Showing posts with label Kids. Show all posts
Showing posts with label Kids. Show all posts

Wednesday, June 22, 2011

Chickens

Little Girl says to me: Daddy, do we have enough pillows for me to build a chicken coop?

Me: Why do you want to build a chicken coop?

LG: So I can be inside it.

Me: You want to live in a chicken coop?

LG: (Big sigh, annoyed tone) No. I don't want to live inside it, I just want BE inside it.

Me: Why do you want to be inside a chicken coop?

LG: So I can do my business and people won't bother me.

[The preceding conversation interrupted a discourse on lemon vs strawberry gum, which started up right back where it left off. I have no idea what prompted the question, but it made my day a little more surreal.]

Wednesday, May 26, 2010

Sculpt Novelty!

Little girl is very interested in music, which is fine for a sound engineer father. She has a little flute and a harmonica, which she will play for hours, but last Christmas one of the grandparents bought her toy keyboard with microphone.

I've been meaning to take pictures of the box for some time because it's a work of art in it's own right, and here they are, finally.

Sunday, July 26, 2009

Kids these days.

I finally figured out why my new laptop has been randomly rebooting. It was not a hardware issue or problem with windows and all the virus scans came back clean. Very hard to troubleshoot, because I could not replicate the problem at will, and never saw it actually happen.

Turns out, it's my three-year-old daughter pushing the power button every time I leave the room. She wants to work on the computer like daddy. I guess this means I will have to move up my plans to put Sugar on a Stick on the old laptop.

In the meantime, I don't normally recommend other blogs, but this fellow has issues with his young daughter and his work as well.

Friday, June 26, 2009

Remember to floss...

My older daughter had gone off to play with the neighbor girl and the toddler was playing with Barbie dolls in her room, but was a little disappointed that she couldn't go with the bigger kids. She asked me to play with her.

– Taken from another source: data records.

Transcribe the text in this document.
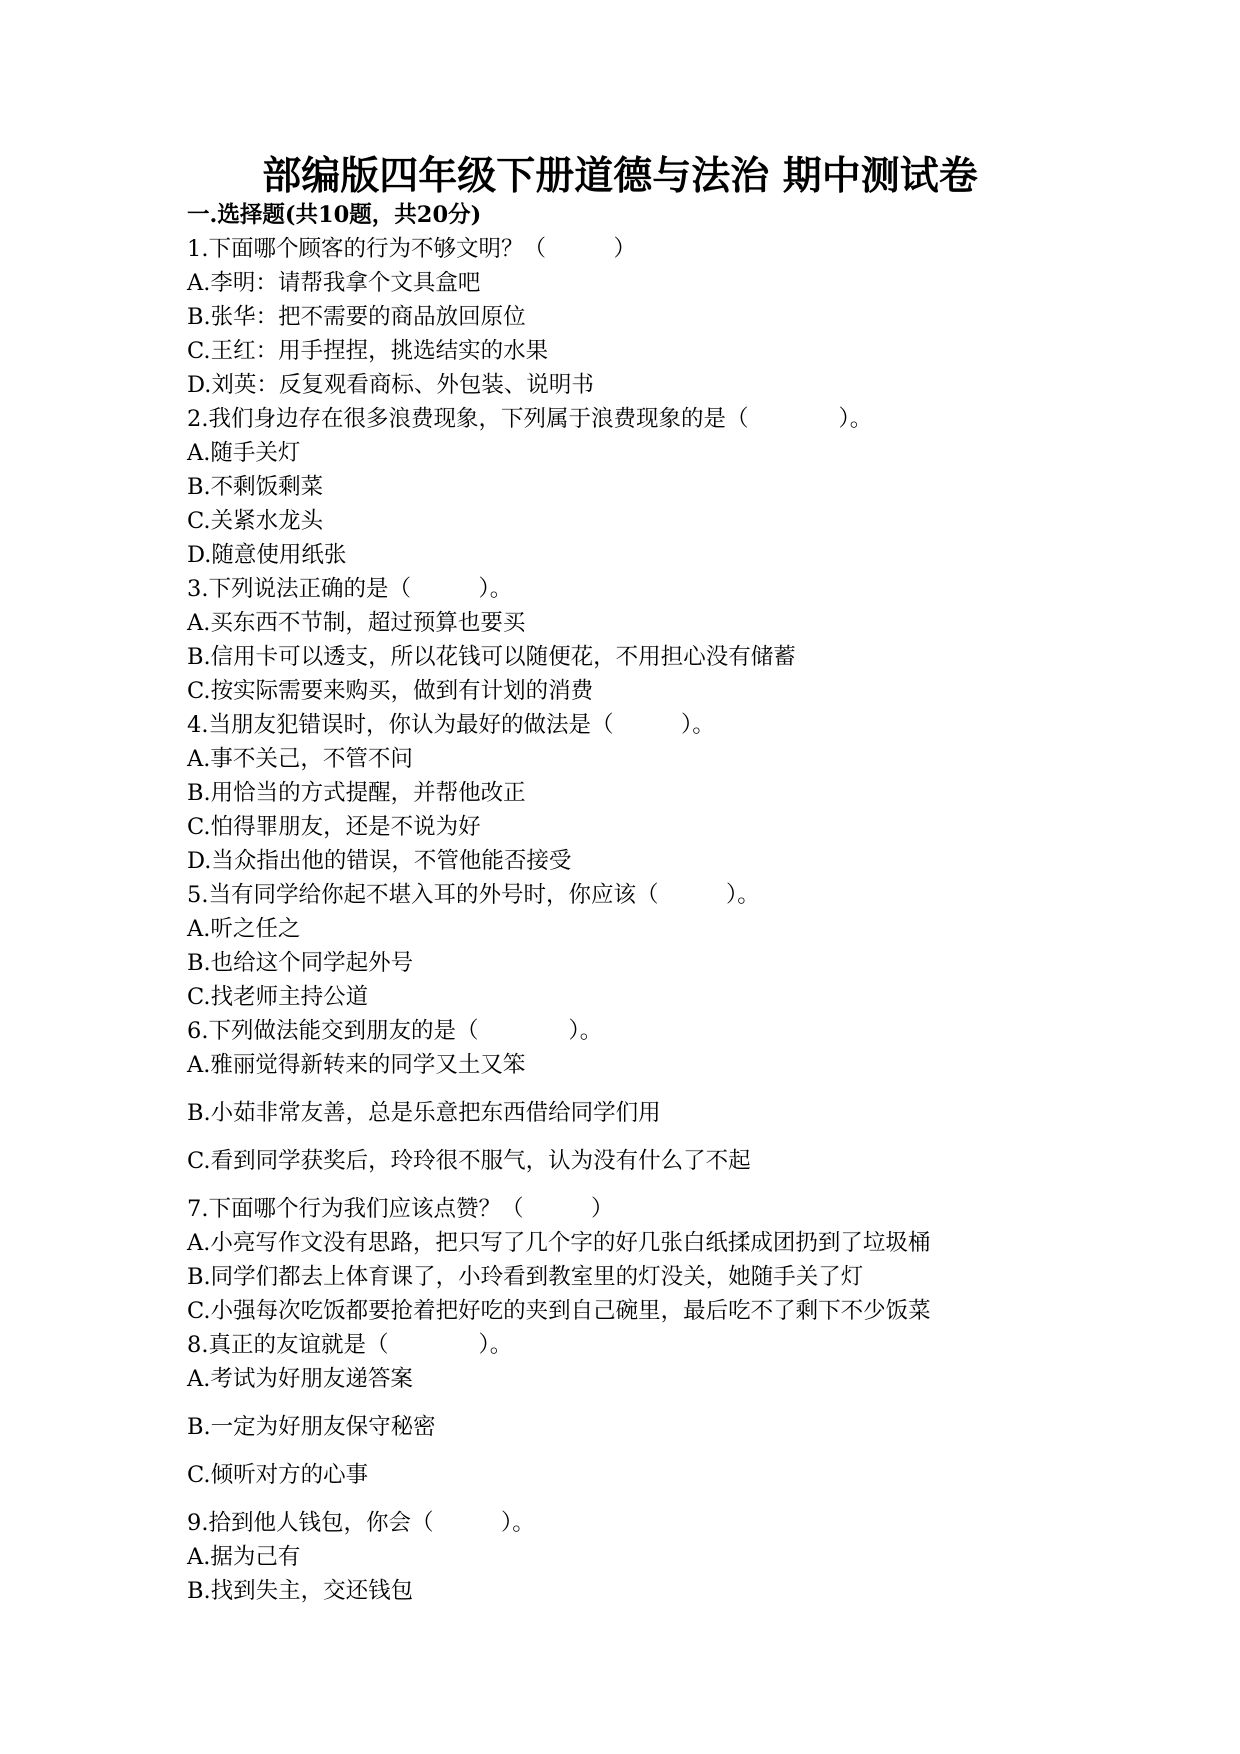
部编版四年级下册道德与法治 期中测试卷
一.选择题(共10题，共20分)
1.下面哪个顾客的行为不够文明？（　　　）
A.李明：请帮我拿个文具盒吧
B.张华：把不需要的商品放回原位
C.王红：用手捏捏，挑选结实的水果
D.刘英：反复观看商标、外包装、说明书
2.我们身边存在很多浪费现象，下列属于浪费现象的是（　　　　）。
A.随手关灯
B.不剩饭剩菜
C.关紧水龙头
D.随意使用纸张
3.下列说法正确的是（　　　）。
A.买东西不节制，超过预算也要买
B.信用卡可以透支，所以花钱可以随便花，不用担心没有储蓄
C.按实际需要来购买，做到有计划的消费
4.当朋友犯错误时，你认为最好的做法是（　　　）。
A.事不关己，不管不问
B.用恰当的方式提醒，并帮他改正
C.怕得罪朋友，还是不说为好
D.当众指出他的错误，不管他能否接受
5.当有同学给你起不堪入耳的外号时，你应该（　　　）。
A.听之任之
B.也给这个同学起外号
C.找老师主持公道
6.下列做法能交到朋友的是（　　　　）。
A.雅丽觉得新转来的同学又土又笨
B.小茹非常友善，总是乐意把东西借给同学们用
C.看到同学获奖后，玲玲很不服气，认为没有什么了不起
7.下面哪个行为我们应该点赞？（　　　）
A.小亮写作文没有思路，把只写了几个字的好几张白纸揉成团扔到了垃圾桶
B.同学们都去上体育课了，小玲看到教室里的灯没关，她随手关了灯
C.小强每次吃饭都要抢着把好吃的夹到自己碗里，最后吃不了剩下不少饭菜
8.真正的友谊就是（　　　　）。
A.考试为好朋友递答案
B.一定为好朋友保守秘密
C.倾听对方的心事
9.拾到他人钱包，你会（　　　）。
A.据为己有
B.找到失主，交还钱包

"You can be the little princess, Daddy," she said, handing me her Sleeping Beauty doll.

"I don't want to be the little princess," I answered, more teasing than actually declining; as the father of two small girls, I am expected to dress baby dolls, play with princesses and ponies, get my hair brushed and occasionally, wear a tiara.

Drag queens and fathers of toddler girls - the only men who can pull off wearing a tiara.

"I don't want to be the little princess," I continued, and it was then that I spotted her dinosaur on the floor nearby, "I want to be the dinosaur," I picked up the large plastic tyrannosaurus, "and the dinosaur is going to eat this princess."

The three-year old sighed, "No, he not hungry."

"He's going to eat this princess," I said, making chomping noises and moving the dinosaur to get a good bite of the princess sprawled on the floor. As I turned him over, though, another princess fell out of the mouth of hollow, plastic rex.

"He not hungry," she repeated, not looking up, "he already eated."

While trying not to laugh out loud, I shook the dinosaur, there was something else in there. I turned rex upside down again, and a long piece of green plastic fell out.

"That his toothbrush. Toothbrushes are good for getting out princesses."